Our ability to make progress towards discovery and characterization harvesting the high hanging fruit is hampered by two major challenges. The first challenge is the sheer vastness of the territory in which the important variants are hidden. There are 3.2 billion base pairs in the human genome (http://www.hapmap.org/whatishapmap.html). If one base pair were the size of a standard staple (about ½ inch), and we laid 3.2 billion of them end-to-end to form a human genome, it would circle the earth at the equator. Of course, much of the genome is constant across all humans, because it codes for what makes us human (and primates, and mammals, and animals, etc.). But even if we confine our attention only to easy to measure SNPs (the estimated prevalence of SNPs is about 1/1,200 base pairs; or every 50 feet along the chain of staples along the equator), it is still a daunting task to distinguish what variation is signal and what is noise. Linkage disequilibrium patterns (correlations among nearby SNPs in the genome) are helping us quickly hone in on regions harboring common large effect causative variants for disease (the low haning fruit), but power is low for tag SNPs for rare causative variants, and small effect variants will require unrealistic sample sizes, so much about our current LD mapping paradigm will collapse when we try to go for the high hanging fruit.

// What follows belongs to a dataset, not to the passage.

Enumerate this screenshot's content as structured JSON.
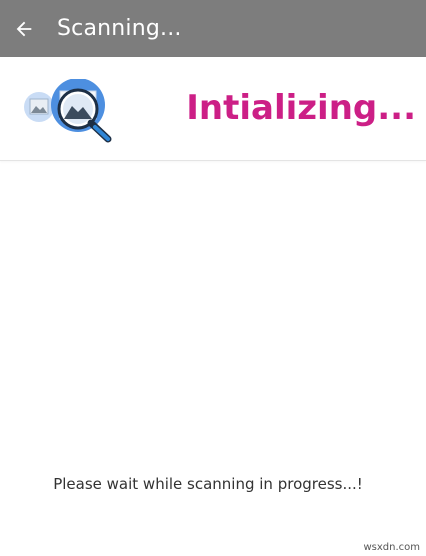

The second challenge is very the complexity of the pathways and systems of the diseases and traits we are after. This is especially true for complex traits in which the component genes in a phenotype pathway have dynamic function, exhibit epistatic (gene-gene) interactions, as well as gene by environment interactions with various exposure patterns. We used to believe that our ultimate genetic targets were non-synonymous exonic coding SNPs. But we are increasingly coming to appreciate the importance of alternative splicing junctions, promoter and regulatory variants, transcription binding variants, micro-RNAs, the role of copy number variation and epigenetic phenomenon, as well as the emerging importance of metagenomics and the interplay between our genome and that of other organisms in our ecosystem. Systems biology approaches for dissecting the roles of gene networks in such complex pathways is another major research arc of statistical genetics. It may very well be that we cannot make progress with the old paradigm of using simplistic approaches in a discovery phase and deferring characterization to a later stage. We may have to confront the complexity of our networks and systems head on, from the beginning, or we may fail at both goals of discovery and characterization. One thing is clear. The current paradigm, as successful as it now is, will reach its limit all too quickly. We need to begin thinking about the problems of the future, not the ones of the present.
To meet these challenges will take multidisciplinary research teams dedicated to the genetic dissection of complex traits and committed to understanding how genetic variation produces trait variation. It will require interactions between clinicians and pharmacogeneticists who understand the biology of traits and the dynamic nature of phenotypic development in response to environmental exposures and treatments, bioinformaticians who can leverage the vast databases of accumulated knowledge, experimental geneticists who can bring the power of model systems and comparative genomics, and mathematicians and statistical geneticists (such as those from the DSG) who can develop new models and methods of integrating complexity and the dynamic nature of the genotype-phenotype connection in the development of complex traits. The DSG is committed, eager and excited to play its part in making personalized medicine a reality.